Polls suggest that in the forthcoming UK general election Scottish Labour will struggle to hold seats.
The party is bitterly divided between a Blairite wing and those loyal to the left-wing leader, Richard Leonard – but he is no Corbyn. He comes across as the GMB trade union official he was, he does not shine, and he tends to focus still on attacking the SNP and a second independence referendum.
That allows the SNP to maintain its hold, increasingly in working-class areas of Central Scotland – a drastic shift from pre-2014 when its heartlands were seen in the largely rural North East.
As the UK approaches a general election – which the SNP are pressing for unlike the other opposition parties and the right of the Labour Party – the possibility of a Johnson government being returned would set the stage for Scotland to rush for the exit. Support for independence has grown and is around, or over, 50 percent.
The big question is how to respond if a Johnson government vetoes a second independence referendum. The Scottish Parliament has voted to hold one and if the SNP secures a bigger majority of Westminster seats there is a mandate to hold one. In my opinion a referendum must go ahead but we will require a mass movement not just to deliver that but to counter the British state.

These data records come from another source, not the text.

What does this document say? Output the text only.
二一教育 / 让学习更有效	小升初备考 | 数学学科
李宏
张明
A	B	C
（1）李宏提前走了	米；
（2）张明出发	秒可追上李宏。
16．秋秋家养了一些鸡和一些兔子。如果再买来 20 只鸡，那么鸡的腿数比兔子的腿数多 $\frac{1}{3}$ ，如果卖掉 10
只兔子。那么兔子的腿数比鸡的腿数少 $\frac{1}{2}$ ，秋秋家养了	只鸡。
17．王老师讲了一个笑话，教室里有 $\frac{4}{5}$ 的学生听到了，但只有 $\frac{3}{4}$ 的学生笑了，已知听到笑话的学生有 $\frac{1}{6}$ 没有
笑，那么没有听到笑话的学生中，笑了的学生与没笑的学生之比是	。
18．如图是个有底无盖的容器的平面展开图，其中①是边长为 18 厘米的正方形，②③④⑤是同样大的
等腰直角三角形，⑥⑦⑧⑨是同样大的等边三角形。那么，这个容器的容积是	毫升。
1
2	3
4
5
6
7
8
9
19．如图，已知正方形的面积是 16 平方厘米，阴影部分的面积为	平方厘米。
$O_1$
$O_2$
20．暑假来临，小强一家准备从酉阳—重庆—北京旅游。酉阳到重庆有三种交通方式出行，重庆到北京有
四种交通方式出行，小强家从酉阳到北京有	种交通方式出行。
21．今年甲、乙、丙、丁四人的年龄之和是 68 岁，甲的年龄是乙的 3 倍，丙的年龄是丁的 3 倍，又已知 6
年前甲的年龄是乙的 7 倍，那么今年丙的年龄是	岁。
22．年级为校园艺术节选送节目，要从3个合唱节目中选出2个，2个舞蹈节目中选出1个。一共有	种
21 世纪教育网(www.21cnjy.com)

If Corbyn were to get into Downing Street, he has said he will agree to a referendum (to the anguish of Scottish Labour) but has indicated he would wait a year or two. The mass pro-independence movement needs to ensure there is no such delay.
Finally, it is important to remind ourselves that in 2014 the vote for independence grew the further down the social and income ladder you climbed. Last Saturday the marchers were dressed differently but it had the flavour of the marches in support of the Upper Clyde Shipbuilders work-in in 1971, in support of the miners in 1984, against the Poll Tax in 1989 or 14 years later that against the Iraq War.